Race has been called for Cortez-Masto, the remaining votes are from strongly Democratic areas and her winning margin will only increase as the remaining votes come in.
Best Republicans can hope for now is to keep it at 50-50 by winning Georgia.
This also ensures that Biden’s judicial nominees will continue to move. Probably faster now since the Senate won’t bother moving legislation that would just die in the Republican House.
The election proves the power of the city while the progressive agenda advances with urban areas advancing. The first post-Limbaugh era election ends with an even bigger progressive majority ready to impose their ban on talk radio.
Maybe quit Regurgibleeting Trump’s election lies. The general population isn’t buying it. Our elections aren’t perfect, but there is not some grand conspiracy to steal elections from Republicans. It’s their messaging or lack there of that is doing it.
Please define “what it should” and we will need another important factor and that is what method of counting are you basing that on? (The two option typically being a hand count by multiple human beings or a tabulation machine where optical scanning counts the ballot.)
Once we know those two factors the rest is a fairly simple mental exercise call “math” as applied to a logistical situation.
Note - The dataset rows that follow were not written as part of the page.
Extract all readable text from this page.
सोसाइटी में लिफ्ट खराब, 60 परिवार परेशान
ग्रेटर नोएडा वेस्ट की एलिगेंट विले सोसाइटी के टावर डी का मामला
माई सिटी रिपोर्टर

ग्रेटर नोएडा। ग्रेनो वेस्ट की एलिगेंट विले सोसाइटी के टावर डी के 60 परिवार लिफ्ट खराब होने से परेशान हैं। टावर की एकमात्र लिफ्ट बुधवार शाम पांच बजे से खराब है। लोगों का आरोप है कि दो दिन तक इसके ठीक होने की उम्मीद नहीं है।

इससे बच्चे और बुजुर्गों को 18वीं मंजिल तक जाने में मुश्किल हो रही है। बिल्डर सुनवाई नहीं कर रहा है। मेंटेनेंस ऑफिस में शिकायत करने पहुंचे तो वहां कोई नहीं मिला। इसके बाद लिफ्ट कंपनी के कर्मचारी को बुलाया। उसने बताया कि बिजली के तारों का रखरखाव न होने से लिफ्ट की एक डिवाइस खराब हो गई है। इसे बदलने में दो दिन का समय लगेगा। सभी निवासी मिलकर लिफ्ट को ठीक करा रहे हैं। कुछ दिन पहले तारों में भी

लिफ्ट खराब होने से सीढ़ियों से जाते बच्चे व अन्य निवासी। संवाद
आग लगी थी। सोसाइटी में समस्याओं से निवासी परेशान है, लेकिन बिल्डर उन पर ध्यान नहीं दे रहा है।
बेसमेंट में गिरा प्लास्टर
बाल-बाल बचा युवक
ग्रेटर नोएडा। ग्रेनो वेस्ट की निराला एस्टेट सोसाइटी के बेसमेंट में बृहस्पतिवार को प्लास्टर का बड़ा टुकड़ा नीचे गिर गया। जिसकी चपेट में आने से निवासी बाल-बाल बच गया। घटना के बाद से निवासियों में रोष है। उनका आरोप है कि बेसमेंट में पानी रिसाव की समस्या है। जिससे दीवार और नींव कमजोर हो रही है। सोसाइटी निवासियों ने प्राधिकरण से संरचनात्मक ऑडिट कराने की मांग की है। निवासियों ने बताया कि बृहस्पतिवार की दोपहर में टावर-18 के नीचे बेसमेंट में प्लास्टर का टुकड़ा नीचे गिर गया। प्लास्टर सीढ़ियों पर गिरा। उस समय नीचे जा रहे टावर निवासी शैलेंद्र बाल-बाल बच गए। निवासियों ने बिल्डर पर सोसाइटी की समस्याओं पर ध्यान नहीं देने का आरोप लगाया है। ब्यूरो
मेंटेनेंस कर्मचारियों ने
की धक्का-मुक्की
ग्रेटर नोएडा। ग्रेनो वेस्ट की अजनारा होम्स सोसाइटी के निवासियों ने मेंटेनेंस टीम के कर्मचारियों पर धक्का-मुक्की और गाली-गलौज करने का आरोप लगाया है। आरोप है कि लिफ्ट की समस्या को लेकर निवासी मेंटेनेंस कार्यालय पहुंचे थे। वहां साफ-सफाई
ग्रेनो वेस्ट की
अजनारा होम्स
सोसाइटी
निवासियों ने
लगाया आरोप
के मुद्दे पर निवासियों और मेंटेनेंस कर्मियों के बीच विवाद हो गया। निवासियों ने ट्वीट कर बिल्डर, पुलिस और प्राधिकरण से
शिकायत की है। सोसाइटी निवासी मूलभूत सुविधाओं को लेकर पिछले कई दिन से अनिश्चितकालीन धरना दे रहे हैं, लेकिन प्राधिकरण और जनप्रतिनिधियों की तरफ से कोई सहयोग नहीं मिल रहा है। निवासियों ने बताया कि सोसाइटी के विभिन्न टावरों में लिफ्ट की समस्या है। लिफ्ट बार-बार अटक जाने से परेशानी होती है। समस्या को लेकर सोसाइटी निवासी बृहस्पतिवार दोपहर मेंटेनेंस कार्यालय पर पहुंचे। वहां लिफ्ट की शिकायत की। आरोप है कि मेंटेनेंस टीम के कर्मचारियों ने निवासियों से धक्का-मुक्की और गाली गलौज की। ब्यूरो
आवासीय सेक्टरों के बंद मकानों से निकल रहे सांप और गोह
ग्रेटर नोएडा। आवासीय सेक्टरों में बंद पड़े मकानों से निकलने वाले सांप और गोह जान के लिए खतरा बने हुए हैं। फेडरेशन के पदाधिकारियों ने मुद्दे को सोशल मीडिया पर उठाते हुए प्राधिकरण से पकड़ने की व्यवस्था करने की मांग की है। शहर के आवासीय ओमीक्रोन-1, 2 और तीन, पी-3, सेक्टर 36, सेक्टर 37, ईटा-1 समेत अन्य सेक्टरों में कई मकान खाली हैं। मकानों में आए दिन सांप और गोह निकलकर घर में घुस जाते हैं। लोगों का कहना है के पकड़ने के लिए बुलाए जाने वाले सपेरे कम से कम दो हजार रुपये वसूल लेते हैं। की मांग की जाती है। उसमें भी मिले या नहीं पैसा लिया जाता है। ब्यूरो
Through motion and time study we can define the average time for counting a single ballot and the manpower required for each situation. For example for a single hand count ballot you need two election officials that agree on the ballots vote, if there is a question then you need an Election Judge to make the final call, and in addition there will need to be party observers. It gets complicated because while you need two people to count the ballots, the Election Judge can oversee multiple stations, that means his/her time is accounted on a fractional basis. Volunteer observers are not required, however the number of observers the parties will need is a function of the number of counting stations.
Of course you need different motion and time studies for mail-in/dropoff ballots because they take more time because it becomes a two part process: security validation and then counting the separated ballot once counting is done.
As I said after that it’s all math. Define the method of counting and define the amount of time allowed for counting.
X Amount of time for tabulation counting * number ballots to be counted
Y Amount of time for security processing for mail-in drop off ballots * number of ballots to be counted
.
.
That establishes the baseline of how long to count all ballots in man-minutes. Given the trough put of either hand counting or tabulator counting you can know how long it takes as a function of (a) staff available and/or tabulations machines available.
.
.
So you can have fast accurate counts, you(c) just have to be willing to fund the infrastructure in terms of labor and machines to support the logistical parameters that defined the desire outcome.
Oh, don’t forget to factor into your calculations of “reasonable time” state law that defines WHEN mail-in/dropoff ballots can even begin to be processed. If the security process can occur prior to election day and then those ballots counted on election day that significantly changes the logistical equations. On the other hand if these can’t begin to be processed until Election Day or after polls close - then that will mean even more manpower and equipment to achieve the logistical goal.
It’s not really that hard. It’s defining the steps and then calculating it out.
Rarely, if ever. In close elections DEMs always seem to find just enough votes to push them over the top. That’s why I strongly believe DEMs will somehow find a way to keep the House.